According to the Freedom Foundation’s website, the correspondence was written by Lund, a senior policy analyst for the foundation, and a newly elected school board member. 

“I’d like to know how your employer gained access to my contact information. I received this on a district email site, and others received this letter at their personal home addresses,” King said. “I would also like to know after 25 years of service to this district why coincidently for the first time I’m receiving correspondence from your employer, the Freedom Foundation.”

King said it was a gross violation of her privacy and a misuse of district resources for the information to be disseminated through district email. 

“I would encourage the rest of the school board to enlighten Jami Lund on the proper use of Centralia School District resources, especially the dissemination of the personal contact information of its employees,” she said.

Flatz and Johnson, both members of the Centralia Education Association, expressed similar opinions, stating Lund was furthering his political agenda through his school board position and said he had a conflict of interest with his employer. 

Lund told The Chronicle after the school board meeting that he did not disclose district staff information, emails or home addresses to anyone. 

Ed Petersen, communications and public relations coordinator for the district, said all staff emails are listed on the website, but home addresses are not public record.
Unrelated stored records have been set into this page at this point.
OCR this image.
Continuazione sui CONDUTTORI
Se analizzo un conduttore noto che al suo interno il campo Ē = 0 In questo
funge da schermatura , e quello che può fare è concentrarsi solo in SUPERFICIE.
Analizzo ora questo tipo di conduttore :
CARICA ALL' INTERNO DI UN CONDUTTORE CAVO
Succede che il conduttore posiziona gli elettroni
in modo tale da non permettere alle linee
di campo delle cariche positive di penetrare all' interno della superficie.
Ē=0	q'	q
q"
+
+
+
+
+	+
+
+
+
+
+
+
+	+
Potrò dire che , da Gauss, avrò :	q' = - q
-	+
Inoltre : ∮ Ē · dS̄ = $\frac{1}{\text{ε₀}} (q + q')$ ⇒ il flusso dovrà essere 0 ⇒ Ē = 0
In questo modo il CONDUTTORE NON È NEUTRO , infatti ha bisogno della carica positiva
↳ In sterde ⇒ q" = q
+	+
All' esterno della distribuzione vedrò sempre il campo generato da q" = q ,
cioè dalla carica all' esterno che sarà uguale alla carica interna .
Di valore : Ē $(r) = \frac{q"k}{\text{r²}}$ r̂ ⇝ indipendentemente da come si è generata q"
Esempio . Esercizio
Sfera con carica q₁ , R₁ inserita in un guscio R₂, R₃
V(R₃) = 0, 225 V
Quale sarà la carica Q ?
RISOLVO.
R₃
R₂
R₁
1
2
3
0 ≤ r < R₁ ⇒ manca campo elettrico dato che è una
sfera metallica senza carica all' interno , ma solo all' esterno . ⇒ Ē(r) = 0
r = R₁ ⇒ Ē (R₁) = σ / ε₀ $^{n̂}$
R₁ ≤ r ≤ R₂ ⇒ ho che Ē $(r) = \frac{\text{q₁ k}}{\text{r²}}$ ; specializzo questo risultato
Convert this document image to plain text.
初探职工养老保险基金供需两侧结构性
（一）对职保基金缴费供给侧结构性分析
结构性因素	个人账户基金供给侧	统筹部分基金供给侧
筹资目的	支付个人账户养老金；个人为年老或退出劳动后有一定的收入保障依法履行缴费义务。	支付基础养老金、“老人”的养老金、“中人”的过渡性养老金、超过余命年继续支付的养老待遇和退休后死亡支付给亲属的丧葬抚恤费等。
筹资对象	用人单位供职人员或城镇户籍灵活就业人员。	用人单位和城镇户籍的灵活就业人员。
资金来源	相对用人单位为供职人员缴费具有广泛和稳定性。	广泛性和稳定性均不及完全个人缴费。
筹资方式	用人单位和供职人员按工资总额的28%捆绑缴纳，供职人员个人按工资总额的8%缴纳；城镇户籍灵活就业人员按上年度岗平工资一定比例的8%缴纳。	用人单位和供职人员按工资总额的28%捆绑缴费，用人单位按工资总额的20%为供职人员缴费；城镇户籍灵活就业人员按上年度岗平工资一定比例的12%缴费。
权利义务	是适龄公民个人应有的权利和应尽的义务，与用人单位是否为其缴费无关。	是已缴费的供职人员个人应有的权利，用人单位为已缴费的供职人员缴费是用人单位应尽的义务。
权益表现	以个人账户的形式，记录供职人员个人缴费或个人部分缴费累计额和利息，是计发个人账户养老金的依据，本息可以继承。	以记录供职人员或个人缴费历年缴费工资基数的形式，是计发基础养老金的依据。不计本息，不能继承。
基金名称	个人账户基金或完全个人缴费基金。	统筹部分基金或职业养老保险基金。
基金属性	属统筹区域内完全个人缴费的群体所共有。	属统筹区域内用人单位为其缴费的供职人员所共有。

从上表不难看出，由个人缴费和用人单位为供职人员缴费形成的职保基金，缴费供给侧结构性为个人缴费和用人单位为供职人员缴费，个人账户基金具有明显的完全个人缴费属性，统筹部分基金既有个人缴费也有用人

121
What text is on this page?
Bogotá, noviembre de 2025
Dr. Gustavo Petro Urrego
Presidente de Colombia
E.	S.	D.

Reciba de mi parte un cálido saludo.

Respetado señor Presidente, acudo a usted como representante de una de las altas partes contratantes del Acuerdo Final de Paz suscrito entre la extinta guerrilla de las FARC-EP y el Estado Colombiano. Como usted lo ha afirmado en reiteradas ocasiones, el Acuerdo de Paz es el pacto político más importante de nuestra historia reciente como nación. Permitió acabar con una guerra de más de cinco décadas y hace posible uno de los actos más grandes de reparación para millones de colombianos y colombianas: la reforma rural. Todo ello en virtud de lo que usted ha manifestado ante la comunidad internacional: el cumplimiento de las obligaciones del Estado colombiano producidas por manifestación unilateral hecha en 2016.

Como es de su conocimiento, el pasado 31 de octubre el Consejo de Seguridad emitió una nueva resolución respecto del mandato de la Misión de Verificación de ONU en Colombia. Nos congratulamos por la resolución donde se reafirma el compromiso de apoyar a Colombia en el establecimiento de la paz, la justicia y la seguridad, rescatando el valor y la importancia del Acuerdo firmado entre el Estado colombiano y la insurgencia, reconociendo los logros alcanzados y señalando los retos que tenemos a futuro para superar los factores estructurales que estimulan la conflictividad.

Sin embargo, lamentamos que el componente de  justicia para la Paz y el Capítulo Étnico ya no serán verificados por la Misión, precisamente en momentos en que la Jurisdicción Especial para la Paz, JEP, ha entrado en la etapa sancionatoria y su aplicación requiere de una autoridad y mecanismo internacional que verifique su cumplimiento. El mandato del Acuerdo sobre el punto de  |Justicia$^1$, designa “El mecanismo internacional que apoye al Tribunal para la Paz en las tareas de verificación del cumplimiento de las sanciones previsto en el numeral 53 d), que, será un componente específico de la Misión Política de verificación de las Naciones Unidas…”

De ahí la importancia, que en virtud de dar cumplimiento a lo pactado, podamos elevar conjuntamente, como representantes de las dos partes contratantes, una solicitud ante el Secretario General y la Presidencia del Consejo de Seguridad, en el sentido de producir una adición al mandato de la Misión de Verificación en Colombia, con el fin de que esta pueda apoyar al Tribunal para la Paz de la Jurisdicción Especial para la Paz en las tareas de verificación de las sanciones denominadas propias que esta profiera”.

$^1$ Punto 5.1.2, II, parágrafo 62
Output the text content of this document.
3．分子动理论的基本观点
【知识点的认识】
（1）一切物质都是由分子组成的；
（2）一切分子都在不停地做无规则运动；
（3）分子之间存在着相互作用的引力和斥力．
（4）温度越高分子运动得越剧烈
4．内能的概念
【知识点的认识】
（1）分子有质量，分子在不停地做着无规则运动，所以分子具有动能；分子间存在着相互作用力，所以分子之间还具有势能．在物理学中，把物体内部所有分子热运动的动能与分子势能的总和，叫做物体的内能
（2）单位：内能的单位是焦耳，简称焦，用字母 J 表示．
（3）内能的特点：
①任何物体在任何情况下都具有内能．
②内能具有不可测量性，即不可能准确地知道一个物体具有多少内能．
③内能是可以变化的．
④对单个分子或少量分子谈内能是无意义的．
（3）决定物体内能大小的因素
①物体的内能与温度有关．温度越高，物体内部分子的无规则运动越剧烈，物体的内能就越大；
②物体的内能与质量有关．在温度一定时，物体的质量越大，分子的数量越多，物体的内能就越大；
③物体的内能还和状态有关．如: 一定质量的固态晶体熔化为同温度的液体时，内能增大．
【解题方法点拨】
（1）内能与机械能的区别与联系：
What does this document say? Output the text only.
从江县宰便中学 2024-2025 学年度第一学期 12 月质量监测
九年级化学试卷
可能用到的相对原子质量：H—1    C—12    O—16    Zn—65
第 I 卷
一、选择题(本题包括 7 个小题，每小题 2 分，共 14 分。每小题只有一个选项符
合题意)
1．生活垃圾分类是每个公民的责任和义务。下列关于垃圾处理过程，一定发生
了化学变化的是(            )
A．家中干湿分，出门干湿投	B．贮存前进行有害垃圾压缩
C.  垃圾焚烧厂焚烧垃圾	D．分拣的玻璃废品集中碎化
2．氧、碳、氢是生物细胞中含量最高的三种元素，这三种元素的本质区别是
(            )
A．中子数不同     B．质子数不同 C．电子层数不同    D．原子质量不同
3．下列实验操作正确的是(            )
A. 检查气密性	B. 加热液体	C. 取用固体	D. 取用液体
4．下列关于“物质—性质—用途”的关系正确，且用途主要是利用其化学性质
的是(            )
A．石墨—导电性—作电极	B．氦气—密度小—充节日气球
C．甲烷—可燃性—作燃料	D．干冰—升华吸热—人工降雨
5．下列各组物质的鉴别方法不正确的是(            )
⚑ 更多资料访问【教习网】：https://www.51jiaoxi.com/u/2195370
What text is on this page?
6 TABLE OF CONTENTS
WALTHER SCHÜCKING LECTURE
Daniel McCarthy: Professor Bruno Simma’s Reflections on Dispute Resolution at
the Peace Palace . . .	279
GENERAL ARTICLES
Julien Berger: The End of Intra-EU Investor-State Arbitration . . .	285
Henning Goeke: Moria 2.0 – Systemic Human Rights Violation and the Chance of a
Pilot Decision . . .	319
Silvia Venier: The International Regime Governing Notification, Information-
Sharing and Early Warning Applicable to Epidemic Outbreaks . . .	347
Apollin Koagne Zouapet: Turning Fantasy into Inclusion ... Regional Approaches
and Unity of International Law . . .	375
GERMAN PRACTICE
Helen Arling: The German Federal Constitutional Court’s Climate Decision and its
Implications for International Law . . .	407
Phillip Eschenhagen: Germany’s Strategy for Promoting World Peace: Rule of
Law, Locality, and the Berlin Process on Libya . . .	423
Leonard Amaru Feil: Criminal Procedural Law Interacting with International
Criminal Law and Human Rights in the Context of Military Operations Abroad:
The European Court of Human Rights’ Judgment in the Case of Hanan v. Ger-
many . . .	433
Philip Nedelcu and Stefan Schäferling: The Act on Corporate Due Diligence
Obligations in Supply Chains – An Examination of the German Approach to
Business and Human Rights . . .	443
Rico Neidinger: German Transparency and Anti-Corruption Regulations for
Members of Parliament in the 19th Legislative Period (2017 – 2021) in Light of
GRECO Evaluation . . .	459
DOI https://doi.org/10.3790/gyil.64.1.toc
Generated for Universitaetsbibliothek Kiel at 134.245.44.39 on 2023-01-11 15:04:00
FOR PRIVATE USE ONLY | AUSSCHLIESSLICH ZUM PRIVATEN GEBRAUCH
He said no public records requests were filed for teachers’ addresses or anything of that nature.

Lund said he did not see a conflict of interest between his employment and his role on the school board.

“I mean, everyone has an employment of different sorts, it’s a voluntary board,” he said. “People who voted knew who they were talking about, there’s no problem there.”

He also said this experience was not a new one for him.

“As a taxpayer advocate you sort of get yourself into a position where people have objections,” he said. “…The short story is unions don’t like taxpayer advocates and that is what my employer does for a living.”

The Freedom Foundation is a conservative nonprofit think tank working to “reverse the stranglehold public-sector unions have on our government,” according to its website.

Lund was elected to the school board in the Nov. 3 general election. He defeated incumbent Chris Thomas.